Matthew Bourne’s work has always been inspired by the silver screen – not least The Red Shoes, which he brought to the Empire 12 months ago.

Now he returns with a reprise of his atmospheric, dark fairytale version of Cinderella, bathed in silvery hues and paying nodding homage to those great romantic wartime movies, from Brief Encounter to the superlative David Niven Technicolor fantasy A Matter of Life and Death.

Prokofiev penned his score for Cinderella during the Second World War, and Bourne takes his audience in to the midst of war-torn, Luftwaffe-bombarded London – a city living somewhere between the nightmarish stygian gloom of the blackout and the saturated red skies of the Blitz. Mordor on Thames.

There’s an air of desperation, of living for the day, the hour, the minute, whether it be in the brittle brightness of the revellers in the doomed Café de Paris, drunkenly dancing as if they know there is no tomorrow, or the fumbled and mercenary encounters in the shadowy corners of a shadowy city.

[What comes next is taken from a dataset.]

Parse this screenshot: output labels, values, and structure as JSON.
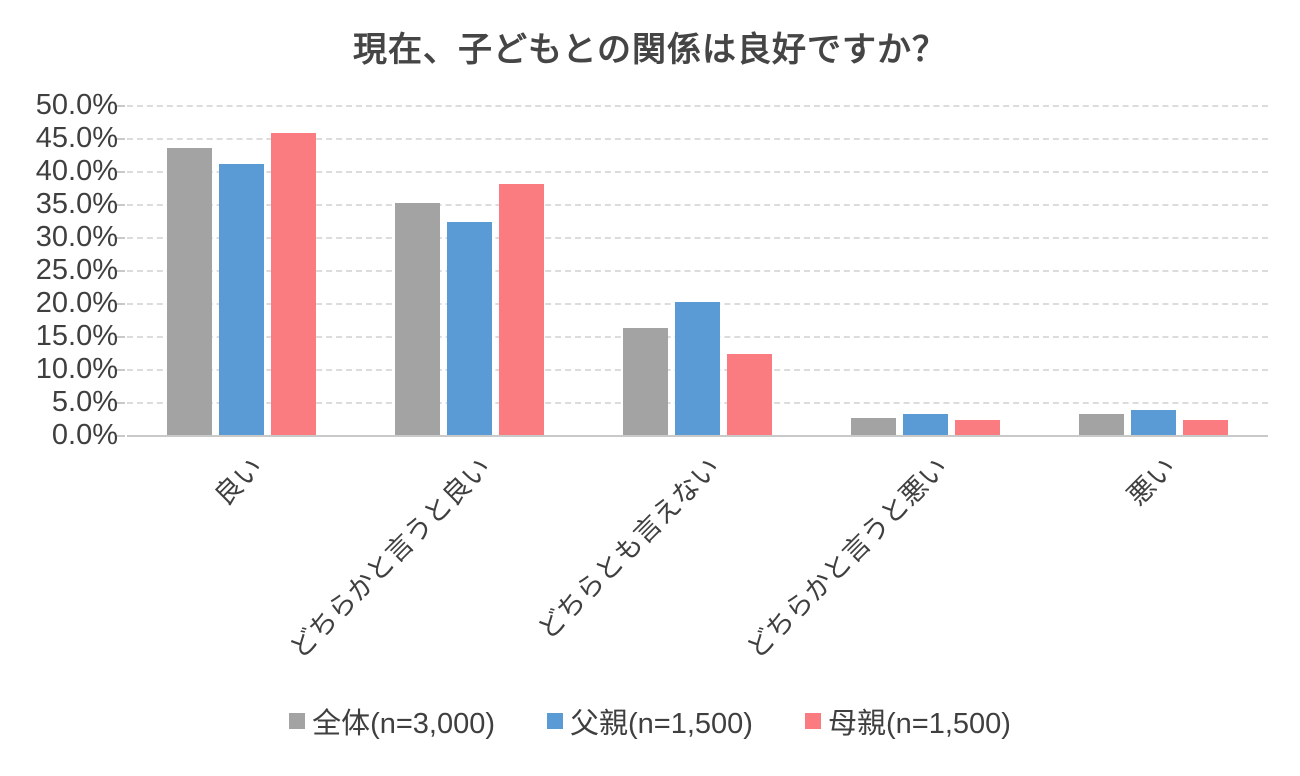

Ashley Shaw and Liam Mower in Cinderella. Photos by Johan Persson


In to all this dances Ashley Shaw’s bespectacled naif, taunted by her terrible step-siblings and Cruella de Vil stepmother, and who plunges in to the stormy Blitz-filled night where she is transformed in to a screen goddess by her guardian angel (Liam Mower), finding dreamy solace in the arms of Dominic North’s dashing RAF pilot Harry.

Shaw is graceful and lithe, and the pair’s pas de deux in act 2 is a sinuous delight, although elsewhere the frenetic, febrile atmosphere and action can feel exhausting.

As with all of Matthew Bourne’s work, there’s devilment in the detail, with plenty of wry and witty vignettes to spot at the fringes of the main action.

Liverpool’s Lez Brotherston won an Olivier for his original set and costumes, and his redesign is evocative, inventive and clever – not least the projection of a giant ticking clock face which counts down the minutes until the midnight witching hour.